デート02
「これこれ、これが欲しかったんだよなー」
ちょっと足を伸ばして正解、と嬉しそうにレジに向かう彼を他所に私はゴタゴタした空間の中ただ立っていた。アニメキャラたちが歌うCDに原作の漫画やライトノベル。アニメ宣伝が流れるTVにどこか懐かしいガチャガチャ。そしてそれに群がるヲタクたち。今時のヲタクさんたちは私たちのイメージする牛乳瓶の蓋のような眼鏡をかけてアニメキャラのTシャツを着ていたりはしない。中身はそのままでも見た目には結構気を使うのだそうだ。そうしないと一般社会では生きていけない、ハブられたりいじめの標的にされたりするらしい。
確かに見た目がアレな人だったら自分から近づいて行こうなんてサラサラ思わないし、むしろ別世界の住人として私は捉える。

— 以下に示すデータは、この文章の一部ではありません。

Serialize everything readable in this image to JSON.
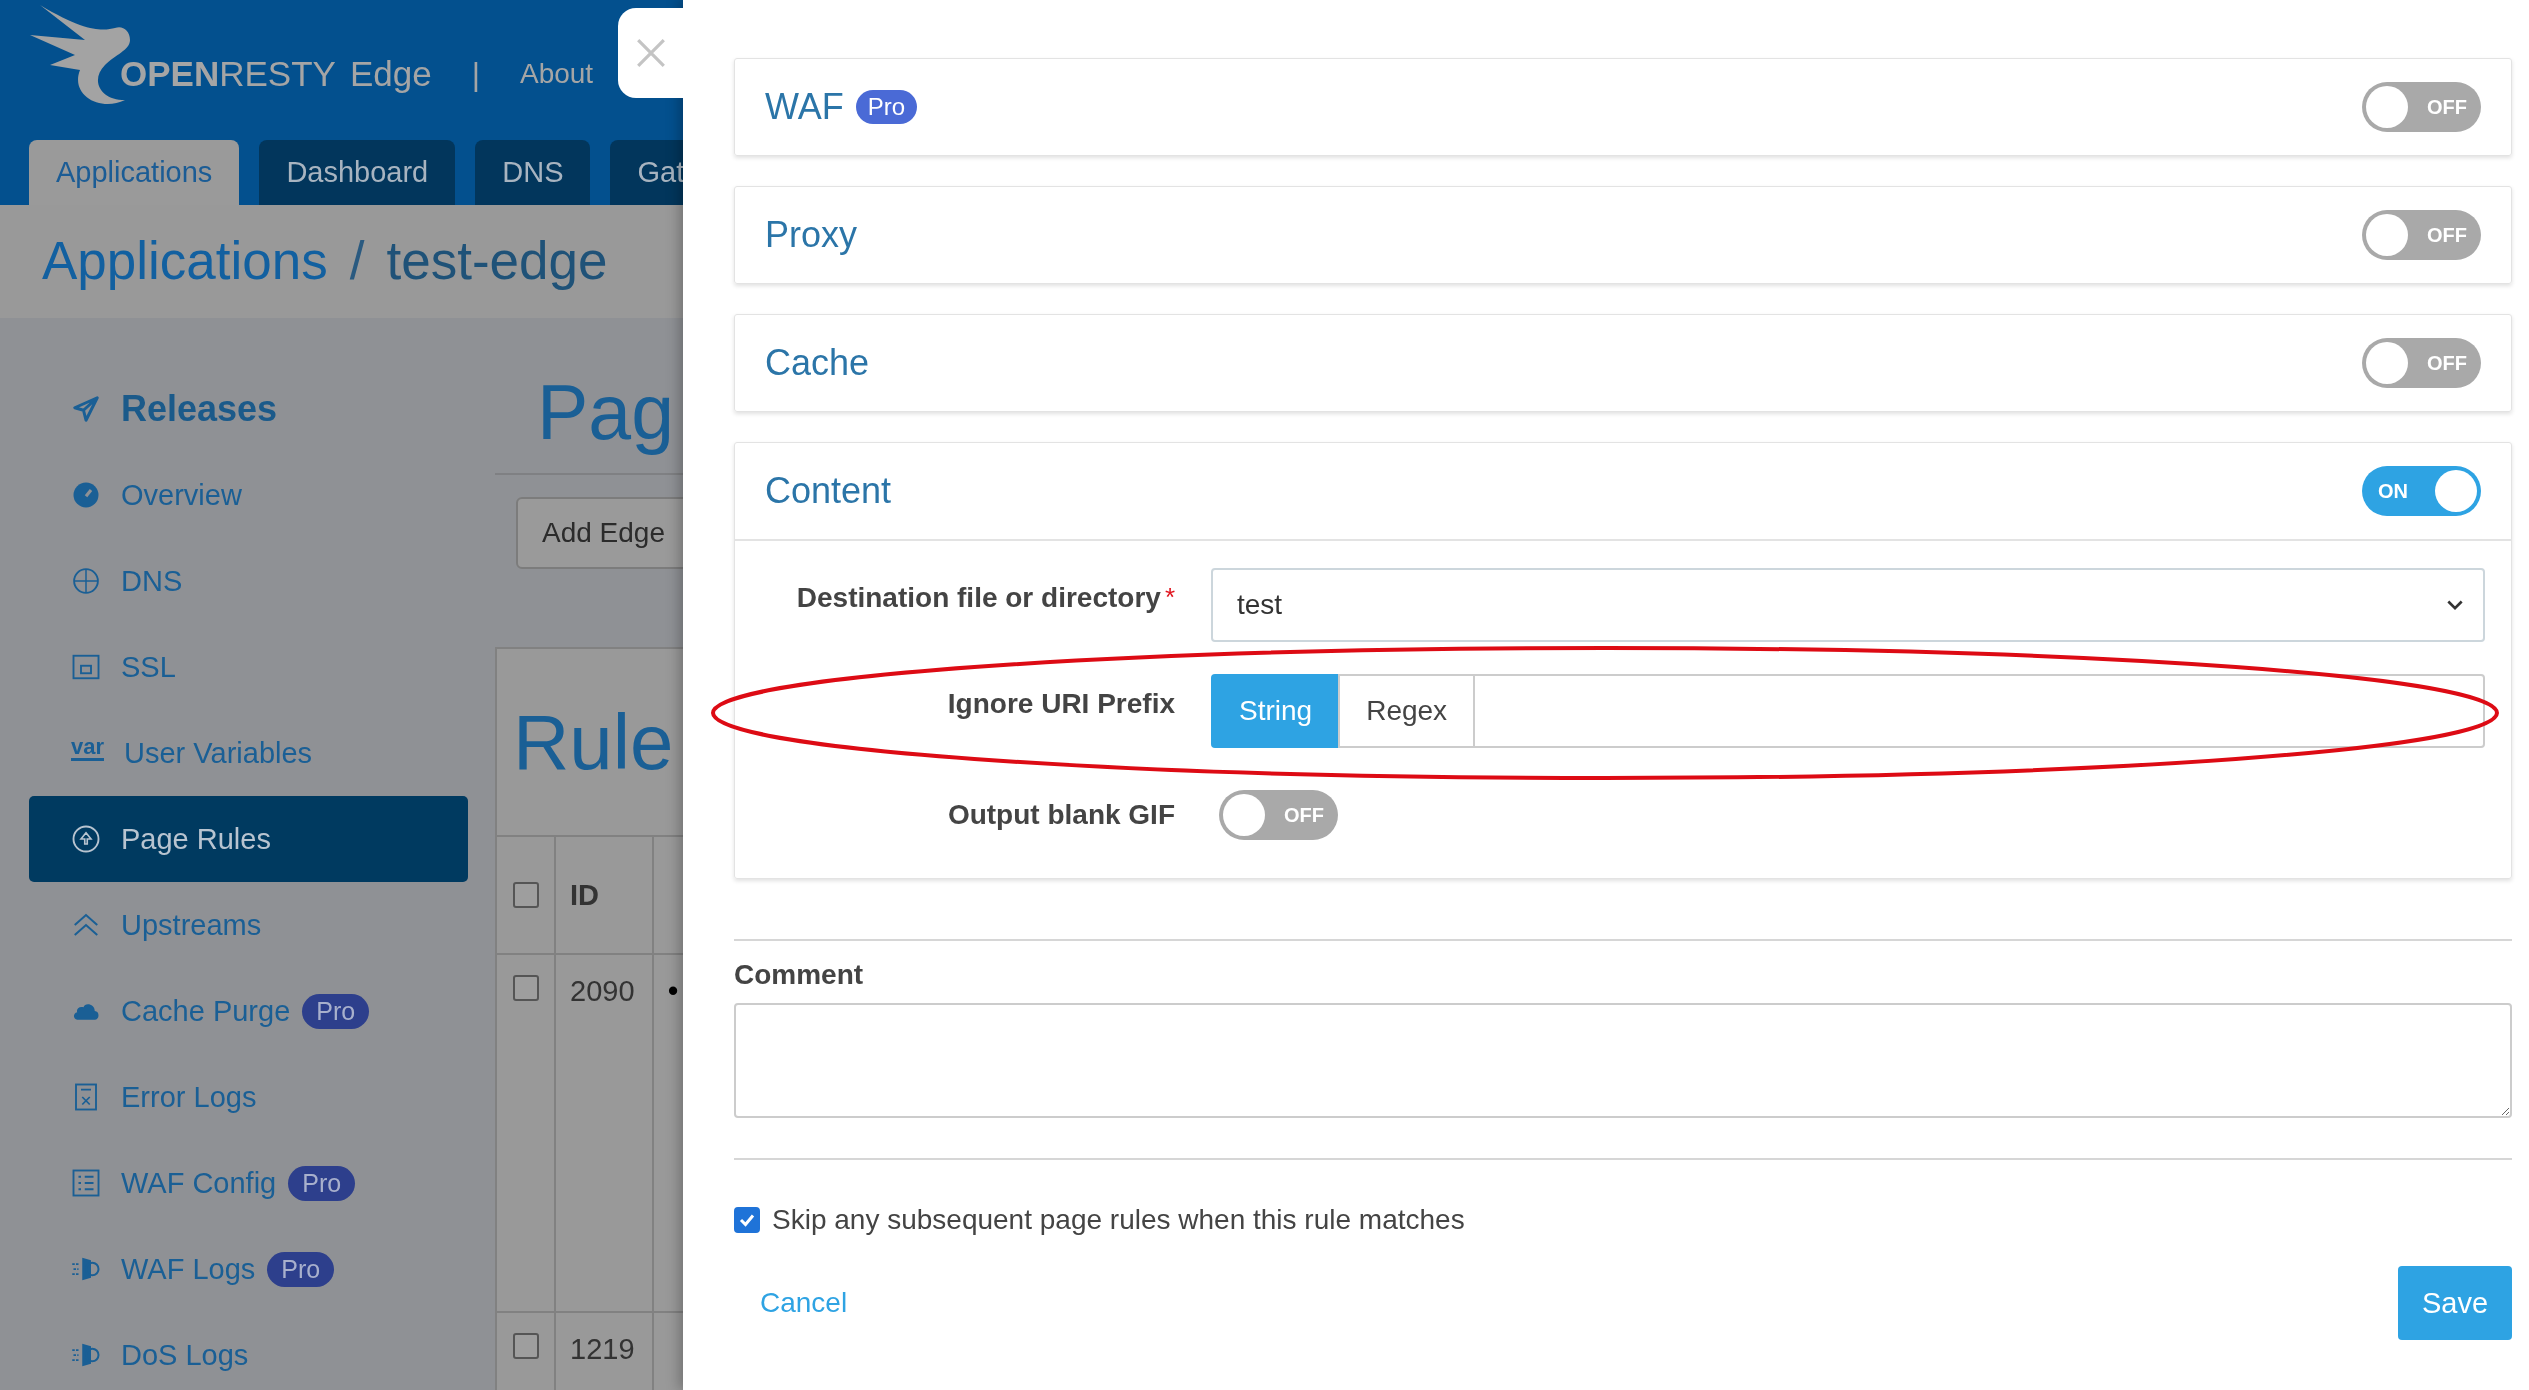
{
  "app": {
    "logo": {
      "brand": "**OPEN**RESTY",
      "product": "Edge"
    },
    "separator": "|",
    "nav_links": [
      "About"
    ],
    "tabs": [
      {
        "label": "Applications",
        "selected": true
      },
      {
        "label": "Dashboard",
        "selected": false
      },
      {
        "label": "DNS",
        "selected": false
      },
      {
        "label": "Gat",
        "selected": false
      }
    ],
    "breadcrumb": [
      "Applications",
      "/",
      "test-edge"
    ],
    "sidebar": {
      "items": [
        {
          "label": "Releases",
          "kind": "heading",
          "selected": false
        },
        {
          "label": "Overview",
          "kind": "link",
          "selected": false
        },
        {
          "label": "DNS",
          "kind": "link",
          "selected": false
        },
        {
          "label": "SSL",
          "kind": "link",
          "selected": false
        },
        {
          "label": "User Variables",
          "kind": "link",
          "icon_text": "var",
          "selected": false
        },
        {
          "label": "Page Rules",
          "kind": "link",
          "selected": true
        },
        {
          "label": "Upstreams",
          "kind": "link",
          "selected": false
        },
        {
          "label": "Cache Purge",
          "kind": "link",
          "badge": "Pro",
          "selected": false
        },
        {
          "label": "Error Logs",
          "kind": "link",
          "selected": false
        },
        {
          "label": "WAF Config",
          "kind": "link",
          "badge": "Pro",
          "selected": false
        },
        {
          "label": "WAF Logs",
          "kind": "link",
          "badge": "Pro",
          "selected": false
        },
        {
          "label": "DoS Logs",
          "kind": "link",
          "selected": false
        }
      ]
    },
    "page_title": "Pag",
    "toolbar_button": "Add Edge",
    "rules": {
      "title": "Rule",
      "header_checked": false,
      "columns": [
        "ID"
      ],
      "rows": [
        {
          "checked": false,
          "id": "2090",
          "column_3": "•"
        },
        {
          "checked": false,
          "id": "1219"
        }
      ]
    }
  },
  "drawer": {
    "sections": [
      {
        "title": "WAF",
        "badge": "Pro",
        "on": false,
        "toggle_text": "OFF"
      },
      {
        "title": "Proxy",
        "on": false,
        "toggle_text": "OFF"
      },
      {
        "title": "Cache",
        "on": false,
        "toggle_text": "OFF"
      },
      {
        "title": "Content",
        "on": true,
        "toggle_text": "ON",
        "fields": [
          {
            "kind": "select",
            "label": "Destination file or directory",
            "required_mark": "*",
            "value": "test"
          },
          {
            "kind": "segmented",
            "label": "Ignore URI Prefix",
            "options": [
              {
                "label": "String",
                "selected": true
              },
              {
                "label": "Regex",
                "selected": false
              }
            ]
          },
          {
            "kind": "toggle",
            "label": "Output blank GIF",
            "on": false,
            "toggle_text": "OFF"
          }
        ]
      }
    ],
    "comment": {
      "label": "Comment"
    },
    "skip_rules": {
      "label": "Skip any subsequent page rules when this rule matches",
      "checked": true
    },
    "cancel": "Cancel",
    "save": "Save",
    "annotation": {
      "kind": "ellipse"
    }
  }
}
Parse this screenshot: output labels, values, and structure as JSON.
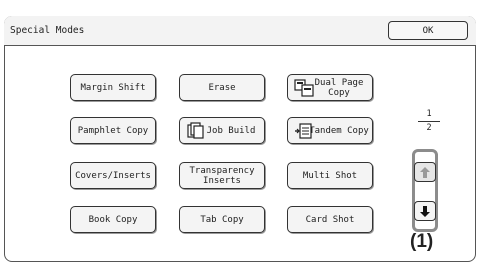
{
  "header": {
    "title": "Special Modes",
    "ok_label": "OK"
  },
  "buttons": [
    {
      "label": "Margin Shift"
    },
    {
      "label": "Erase"
    },
    {
      "label": "Dual Page Copy",
      "icon": "dual-page-copy-icon"
    },
    {
      "label": "Pamphlet Copy"
    },
    {
      "label": "Job Build",
      "icon": "job-build-icon"
    },
    {
      "label": "Tandem Copy",
      "icon": "tandem-copy-icon"
    },
    {
      "label": "Covers/Inserts"
    },
    {
      "label": "Transparency Inserts"
    },
    {
      "label": "Multi Shot"
    },
    {
      "label": "Book Copy"
    },
    {
      "label": "Tab Copy"
    },
    {
      "label": "Card Shot"
    }
  ],
  "pagination": {
    "current": "1",
    "total": "2"
  },
  "scroll": {
    "up_icon": "arrow-up-icon",
    "down_icon": "arrow-down-icon"
  },
  "callout": {
    "label": "(1)"
  }
}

"この人と私は無関係なんだ"と自分自身に言い聞かせることだろう。そばにいたら私が何を言われるか分かったもんじゃない。それに関してはもうすでに体験済みであることだし…。
「マーヒーロっ!ほら見て見て!これでコンプ出来た」
紙袋の中に大切そうに仕舞われたゲームたちとガチャガチャの景品たちを満足そうに見せる彼。子供っぽいけれど、可愛らしいと頬を緩めてしまう私は結構ヤバいとこまで来てるのか?
「良かったね、今回はそれでおしまい?」
「今日はこれで満足。ほらマヒロはどこ行きたいの?」
「とりあえず、ここ出てご飯食べよ。お腹すいちゃった」
大きな掌、自分より15cmほど高い背。割と整ってる顔。
「ん?何?」
「別にー?好きだなぁって思っただけ」
好き、という言葉に反応して真っ赤に染まる頬と耳。
「また突然言うでしょ!」
「思ったことを言っただけだもーん」
「まっ!」
ホント、可愛らしいんだからもう。